Installation, Usage, and Documentation

For detailed instructions on installation, usage, and documentation, please head to our Wiki.

Quick Links:

Code Structure Overview

The whole MPC is based on ACADO (http://acado.github.io/). ACADO's C++ interface is used to describe the quadrotor model and parameters for transcription into a quadratic program, which is then solved with qpOASES (https://projects.coin-or.org/qpOASES). To compile and run, none of these dependencies are needed, since the generated code is already included in this repository. To modify the model and solver options, please install ACADO from http://acado.github.io/install_linux.html.

The code is organized as follows:

Solver mpc_solver

The auto-generated model, transcription, and solver is built as a library called mpc_solver. This library consist of purely auto-generated code with nomenclature, code-style and structure as used in ACADO.

Wrapper mpc_wrapper

To wrap this into a standard interface, the library mpc_wrapper is used. ACADO uses arrays with column-major format to store matrices, since this is rather inconvenient, mpc_wrapper provides interfaces using Eigen objects by mapping the arrays.

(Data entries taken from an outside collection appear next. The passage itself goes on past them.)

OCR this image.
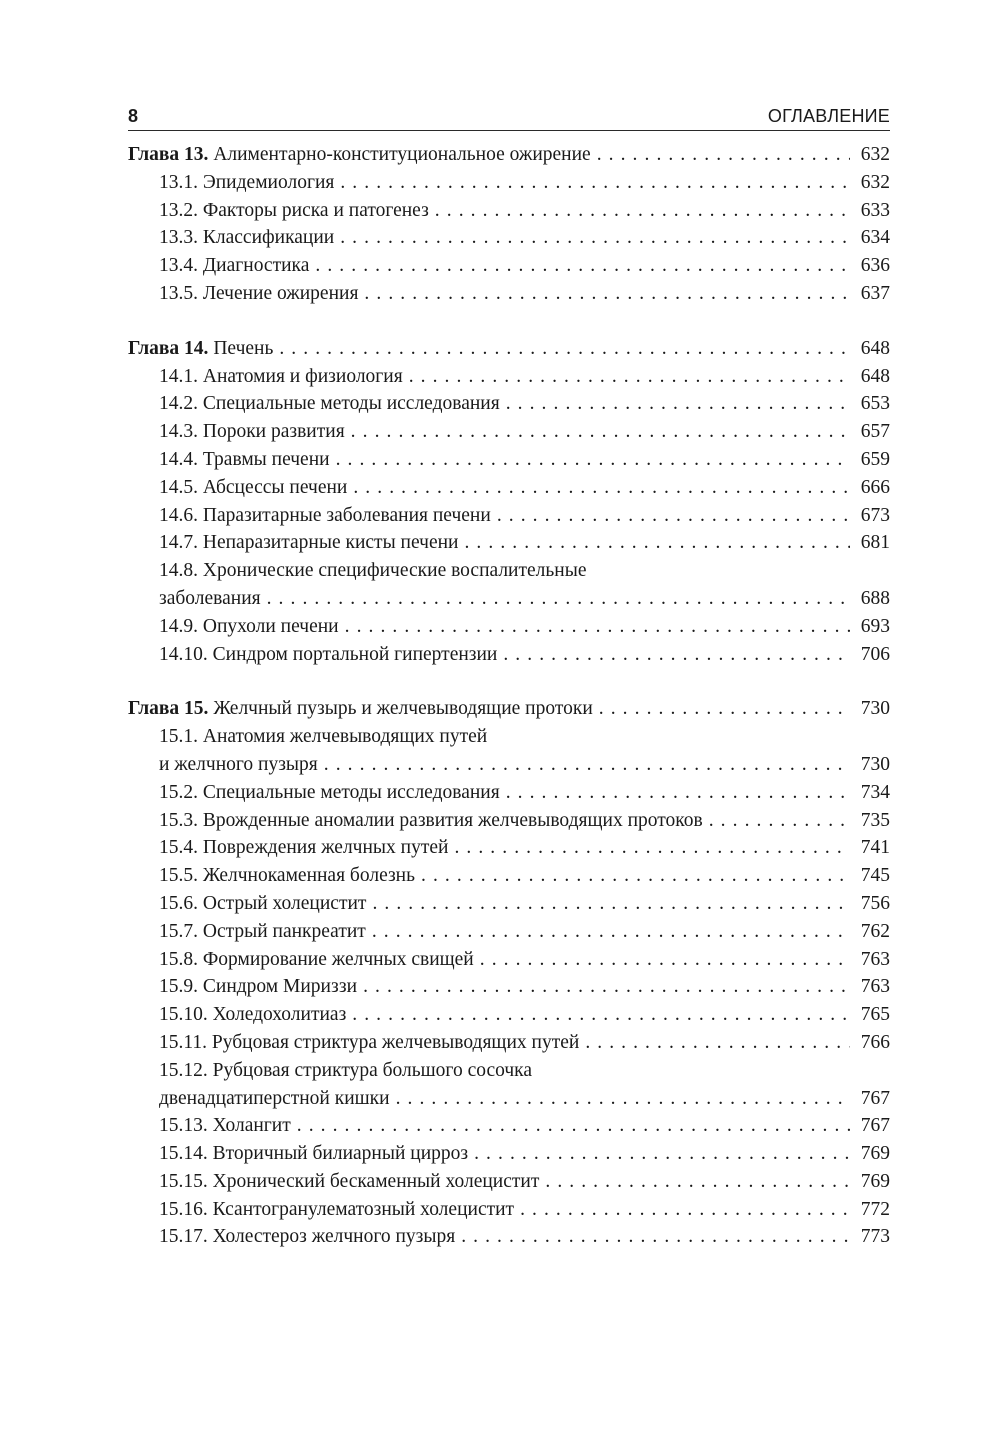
8	ОГЛАВЛЕНИЕ
Глава 13. Алиментарно-конституциональное ожирение . . .	632
13.1. Эпидемиология . . .	632
13.2. Факторы риска и патогенез . . .	633
13.3. Классификации . . .	634
13.4. Диагностика . . .	636
13.5. Лечение ожирения . . .	637
Глава 14. Печень . . .	648
14.1. Анатомия и физиология . . .	648
14.2. Специальные методы исследования . . .	653
14.3. Пороки развития . . .	657
14.4. Травмы печени . . .	659
14.5. Абсцессы печени . . .	666
14.6. Паразитарные заболевания печени . . .	673
14.7. Непаразитарные кисты печени . . .	681
14.8. Хронические специфические воспалительные
заболевания . . .	688
14.9. Опухоли печени . . .	693
14.10. Синдром портальной гипертензии . . .	706
Глава 15. Желчный пузырь и желчевыводящие протоки . . .	730
15.1. Анатомия желчевыводящих путей
и желчного пузыря . . .	730
15.2. Специальные методы исследования . . .	734
15.3. Врожденные аномалии развития желчевыводящих протоков . . .	735
15.4. Повреждения желчных путей . . .	741
15.5. Желчнокаменная болезнь . . .	745
15.6. Острый холецистит . . .	756
15.7. Острый панкреатит . . .	762
15.8. Формирование желчных свищей . . .	763
15.9. Синдром Мириззи . . .	763
15.10. Холедохолитиаз . . .	765
15.11. Рубцовая стриктура желчевыводящих путей . . .	766
15.12. Рубцовая стриктура большого сосочка
двенадцатиперстной кишки . . .	767
15.13. Холангит . . .	767
15.14. Вторичный билиарный цирроз . . .	769
15.15. Хронический бескаменный холецистит . . .	769
15.16. Ксантогранулематозный холецистит . . .	772
15.17. Холестероз желчного пузыря . . .	773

  • It is written to be compatible even with changing model descriptions in the mpc_solver.
  • It should prevent the most common runtime errors caused by the user by doing some initialization and checks with hardcoded parameters, which are overwritten in normal usage.

Controller mpc_controller

To provide not only a solver, but a full controller, mpc_controller is a library based on the previous mpc_solver and mpc_wrapper, providing all funcitonality to implement a controller with minimal effort. It provides two main execution modes:

  • Embedded: The mpc_controller can be included in any oder controller class or copilot by generating an object with the default constructor "MPC::MpcController controller();". It still registers node-handles to publish the predicted trajectory after each control cycle, but does nothing more. It only provides the interfaces of ControllerBase as in the LargeAngleController but without a specific class for parameters.

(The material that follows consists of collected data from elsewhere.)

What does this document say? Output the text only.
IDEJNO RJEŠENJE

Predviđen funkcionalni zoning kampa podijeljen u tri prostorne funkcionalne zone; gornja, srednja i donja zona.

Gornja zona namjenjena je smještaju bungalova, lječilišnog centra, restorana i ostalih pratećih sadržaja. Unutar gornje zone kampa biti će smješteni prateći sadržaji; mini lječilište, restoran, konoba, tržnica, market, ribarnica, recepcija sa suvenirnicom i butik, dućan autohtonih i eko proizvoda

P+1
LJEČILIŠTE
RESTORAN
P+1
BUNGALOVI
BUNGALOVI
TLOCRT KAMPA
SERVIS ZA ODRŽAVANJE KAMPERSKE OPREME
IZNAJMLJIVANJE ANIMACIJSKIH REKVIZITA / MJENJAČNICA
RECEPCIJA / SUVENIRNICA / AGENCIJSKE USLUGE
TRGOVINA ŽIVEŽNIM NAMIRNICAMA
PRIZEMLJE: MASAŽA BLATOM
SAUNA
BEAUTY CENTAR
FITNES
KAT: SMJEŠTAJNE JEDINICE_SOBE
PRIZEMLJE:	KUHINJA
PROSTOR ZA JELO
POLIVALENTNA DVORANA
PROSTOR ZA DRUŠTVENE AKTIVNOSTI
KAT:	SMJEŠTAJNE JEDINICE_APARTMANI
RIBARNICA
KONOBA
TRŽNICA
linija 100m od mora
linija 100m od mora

  • Standalone (not yet provided): The mpc_controller object can be passed node-handles or creates its own, registers multiple subscribers and publishers to get a state estimate as well as the control goals (pose or trajectory) and registers a timer to run a control loop. It works as a full standalone controller which can be used with the oneliner: MPC::MpcController<double> controller(ros::NodeHandle(), ros::NodeHandle("~")); as in test/control_node.cpp and launch/mpc_controller.launch.